Remembering is good.  Because two decades and then some later it is easy to forget from whence I came.  And suddenly I thought about my daughter again, singing that song.  Of course it was hard for her to connect to the words.  She's 12, and thankfully had a relatively peaceful and uneventful life, and I don't think any "shame" she's ever felt could even compare to the shame being sung about in this song. 

Suddenly I had this moment, where I was glad that my young daughter had never experienced shame like that.  I think of so many young people violated or broken living lives that no child ever should, as victims or by their own choices, it doesn't matter.  It breaks my heart that they feel that shame.  And so I had a grateful thought and I had the hope that my daughter might NEVER know that kind of shame.  And of course I don't want her to ever experience any shame as the result of sinful choices - whether her own like me, or being victimized by someone else.   But, I thought, I DO want her to know that Jesus.  I want her to know the depth of His love, grace and redemption - somehow.  

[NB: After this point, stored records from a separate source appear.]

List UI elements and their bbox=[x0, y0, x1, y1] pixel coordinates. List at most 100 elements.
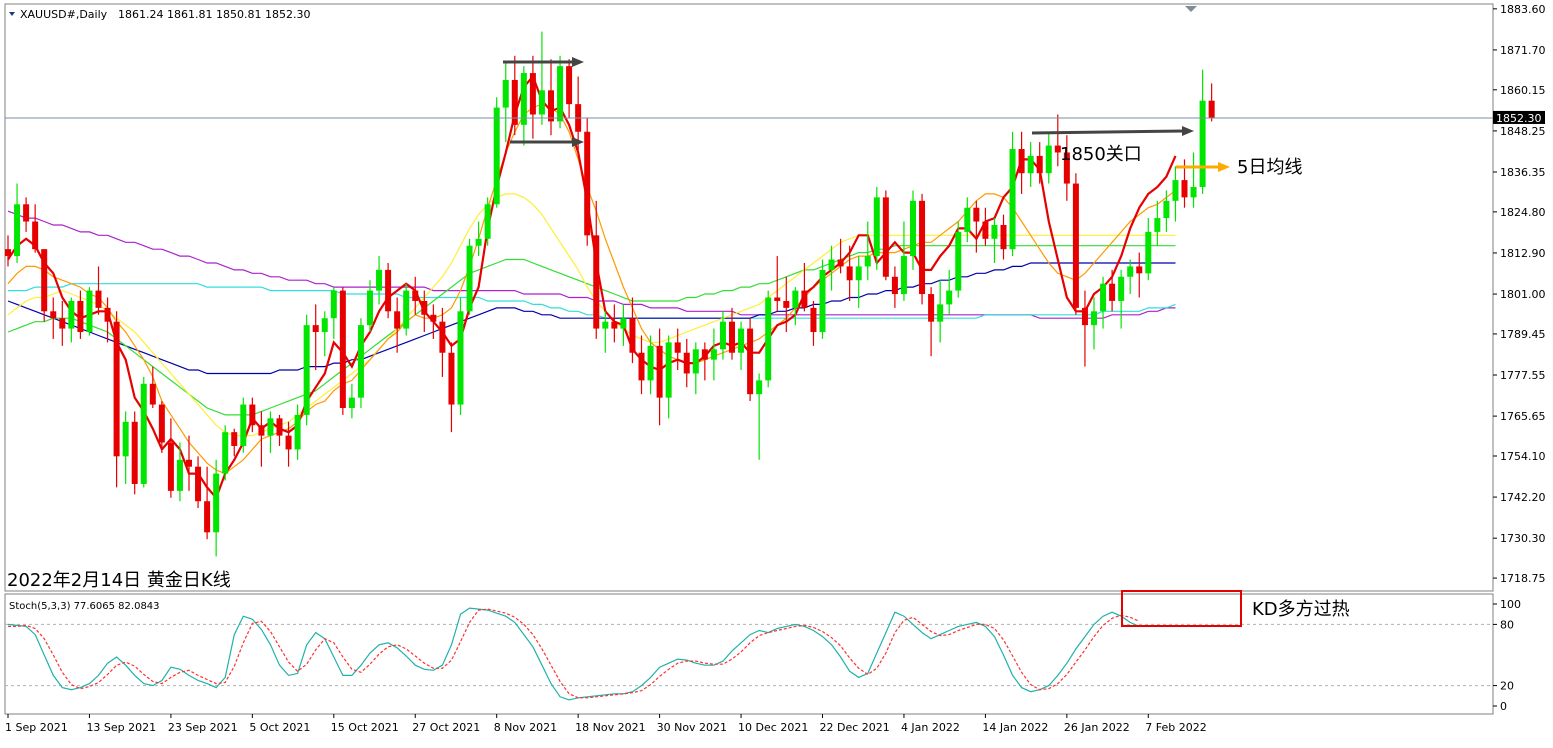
candle-body bbox=[149, 383, 156, 405]
stoch-tick-label: 100 bbox=[1500, 598, 1521, 611]
candle-body bbox=[330, 290, 337, 319]
candle bbox=[493, 97, 500, 208]
chart-caption: 2022年2月14日 黄金日K线 bbox=[7, 570, 231, 591]
candle-body bbox=[1100, 283, 1107, 312]
candle-body bbox=[937, 304, 944, 322]
candle bbox=[403, 283, 410, 336]
candle-body bbox=[864, 256, 871, 267]
chart-root: 1883.60 1871.70 1860.15 1848.25 1836.35 1824.… bbox=[0, 0, 1553, 744]
candle-body bbox=[294, 414, 301, 450]
candle-body bbox=[475, 238, 482, 246]
candle-body bbox=[457, 311, 464, 405]
y-tick-label: 1883.60 bbox=[1500, 3, 1546, 16]
candle-body bbox=[249, 404, 256, 426]
candle-body bbox=[1118, 276, 1125, 301]
candle-body bbox=[32, 221, 39, 250]
candle-body bbox=[412, 290, 419, 301]
candle-body bbox=[466, 245, 473, 312]
candle-body bbox=[982, 221, 989, 239]
y-tick-label: 1754.10 bbox=[1500, 450, 1546, 463]
candle-body bbox=[276, 418, 283, 436]
annotation-ma5: 5日均线 bbox=[1237, 157, 1302, 178]
candle-body bbox=[104, 307, 111, 322]
candle bbox=[919, 193, 926, 305]
current-price-label: 1852.30 bbox=[1496, 112, 1542, 125]
y-tick-label: 1718.75 bbox=[1500, 572, 1546, 585]
y-tick-label: 1765.65 bbox=[1500, 410, 1546, 423]
candle-body bbox=[1018, 149, 1025, 174]
candle-body bbox=[846, 266, 853, 281]
candle-body bbox=[493, 107, 500, 205]
candle bbox=[339, 287, 346, 415]
candle-body bbox=[1199, 100, 1206, 188]
candle bbox=[385, 262, 392, 319]
candle-body bbox=[403, 290, 410, 329]
candle-body bbox=[928, 294, 935, 322]
candle bbox=[357, 318, 364, 408]
candle-body bbox=[1208, 100, 1215, 118]
candle-body bbox=[801, 290, 808, 308]
candle-body bbox=[1145, 231, 1152, 274]
x-tick-label: 5 Oct 2021 bbox=[249, 721, 310, 734]
candle-body bbox=[1136, 266, 1143, 274]
candle-body bbox=[955, 231, 962, 291]
candle-body bbox=[701, 349, 708, 360]
candle-body bbox=[765, 297, 772, 381]
x-tick-label: 13 Sep 2021 bbox=[86, 721, 156, 734]
x-tick-label: 15 Oct 2021 bbox=[331, 721, 399, 734]
candle bbox=[303, 314, 310, 426]
candle-body bbox=[910, 200, 916, 257]
x-tick-label: 7 Feb 2022 bbox=[1145, 721, 1206, 734]
candle-body bbox=[810, 307, 817, 333]
candle bbox=[557, 55, 564, 129]
y-tick-label: 1836.35 bbox=[1500, 166, 1546, 179]
candle-body bbox=[5, 249, 11, 257]
candle-body bbox=[14, 204, 21, 257]
candle-body bbox=[303, 325, 310, 415]
candle-body bbox=[837, 259, 844, 267]
candle-body bbox=[448, 352, 455, 405]
x-tick-label: 1 Sep 2021 bbox=[5, 721, 68, 734]
candle-body bbox=[41, 249, 48, 312]
arrow-1850-level bbox=[1031, 129, 1185, 135]
x-tick-label: 30 Nov 2021 bbox=[657, 721, 727, 734]
y-tick-label: 1730.30 bbox=[1500, 532, 1546, 545]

I've said many times I feel stuck between as a mom wanting my children to have that testimony of knowing and following Jesus faithfully from a young age.  I want the goodness of that from them.  But I am also grateful for the depth of knowledge I have of Who Christ is because He called me out of the grave. 

I know He calls us all "out of darkness" and into His glorious light, but I am grateful that I know the pain of walking around in the darkness.  I still don't want that for my children but I do pray God will reveal Himself to them in the same depth, somehow.  Through His Holy Spirit of course. 

I guess at the end of it, we must embrace the testimony God has given us.  There are no comparisons, no one better way - it's just a matter of following Christ.  Letting Him write the story of our lives that in the end is for our good and His glory.  But I do hope that at some point, however God sees fit that all my children will be able to sing the words to songs like this and really GET IT. I am glad that as my daughter sings that song, she is making that invitation, even if she doesn't fully understand it yet.  "Holy Spirit You are welcome here..." The goodness of God is overwhelming, I want my children to know that.  In His presence is fullness of joy, I want people to know that. 

I am so very thankful for my Savior and all that He has done and continues to do for me. 

Holy Spirit You are welcome here,
Come flood this place and fill the atmosphere.
Your glory God is what our hearts long for,
To be overcome by Your presence, Lord.